So you thought you were safe from prying eyes thanks to the Tor network? Well, think again. According to Andy Malone, head of Microsoft’s Enterprise Security, Tor doesn’t provide anything like the kind of anonymity it’s supposed to, and can be compromised by both government agencies and determined cybercriminals.

First designed in 2002, Tor was developed as a means for web users in ‘oppressive’ countries to sidestep any state monitoring or censorship on the web by masking their IP. The software-enabled service essentially ‘bounces’ your traffic through several servers scattered around the world, re-routing IP streams and masking other identifiers from the IP/TCP data transmissions.

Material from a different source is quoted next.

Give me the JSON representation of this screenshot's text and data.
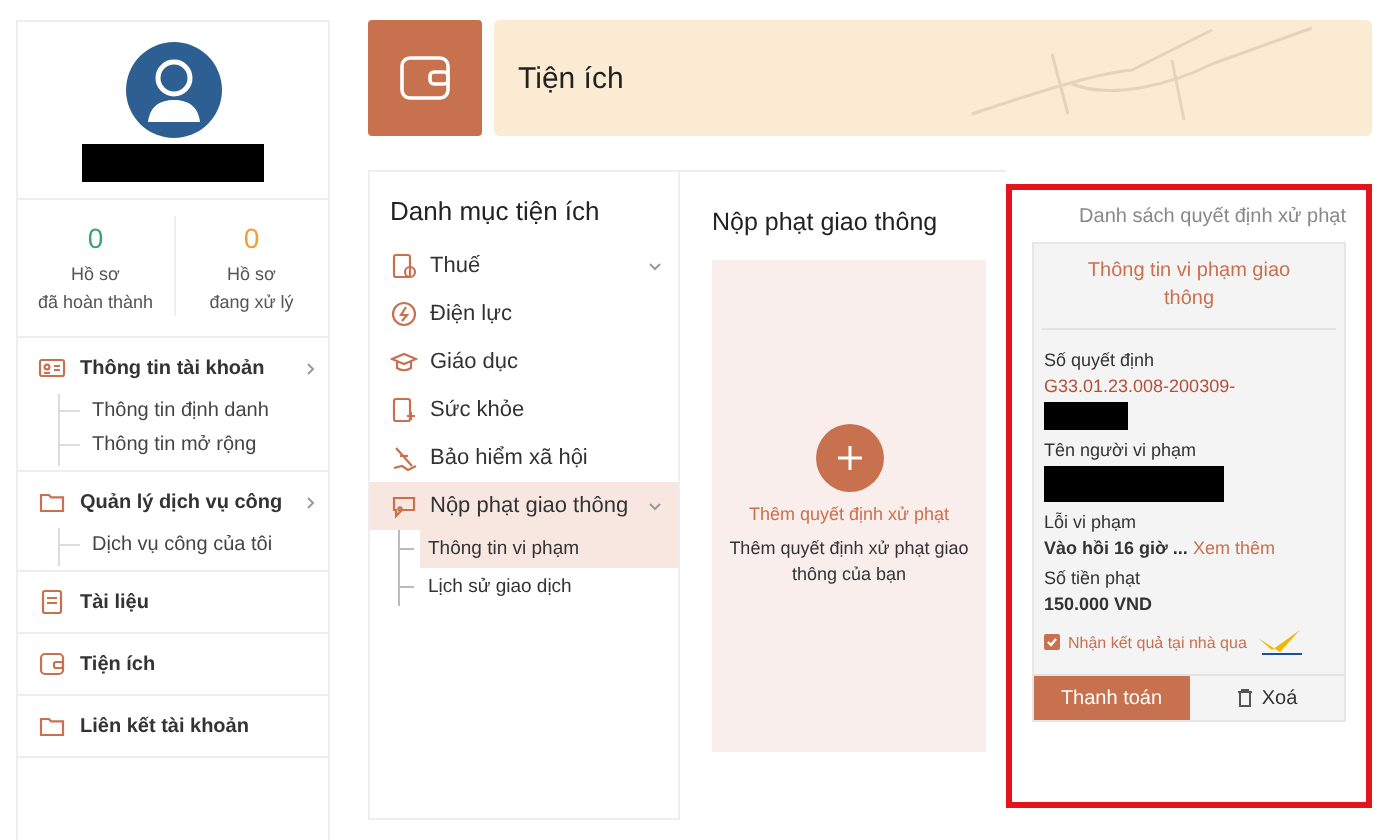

Tor was believed to be truly anonymous, but RT News quotes Malone as saying that’s far from the truth. “There is no such thing as really being anonymous on the internet. If [hackers and government agencies] want you, they will get you,” he said at Microsoft’s TechEd North America event last week.

“At the moment the Tor network’s security has never been broken, but there are flaws around it that can be exploited,” he continued. “Tor leaks do occur through third-party apps and add-ons, like Flash. If I was doing forensics on you and thought you were on Tor I wouldn’t attack the network I’d attack the weak areas around it.”

Malone went on to highlight a number of ways in which government agencies like the NSA and hackers could snoop on Tor users.

“You can get people on Tor in a variety of ways. You could do a time attack, which involves catching traffic between relays,” he said. “You could also do entry and exit monitoring, which involves dropping a zero-day on the actual machine accessing Tor or hosting an exit node and monitoring what’s going in or out of it.”

Even worse, Malone says that government agencies are actively working on ways to break the Tor network completely so they can monitor its users.

“I work with, and issue recommendations for, law enforcement and I’m telling you now, the dark web is heavily monitored. The NSA and GCHQ are already monitoring hundreds of Tor relays and exit nodes and trying to find ways to break the network down,” he warned. “Many of the unindexed sites you see on Tor also have honey pots set up by law enforcement to monitor and catch the bad people accessing the dark stuff.”

Malone’s warning comes following a report from web security firm Kaspersky in March, which said that cybercriminals are planning to use Tor’s anonymity to their advantage and launch a wave of “advanced cyberattacks”.

Although Tor is often used for illicit purposes, such as accessing sites on the Dark Web to buy illegal drugs and view pornography, there are many legitimate businesses and individuals that rely on it too. The use of encryption has risen enormously since Ed Snowden first revealed the extent of the NSA’s monitoring programs. Numerous websites, including Google, have switched to encrypting their traffic with SSL by default, while Tor itself counts around 60,000 to 80,000 users a day, according to Malone.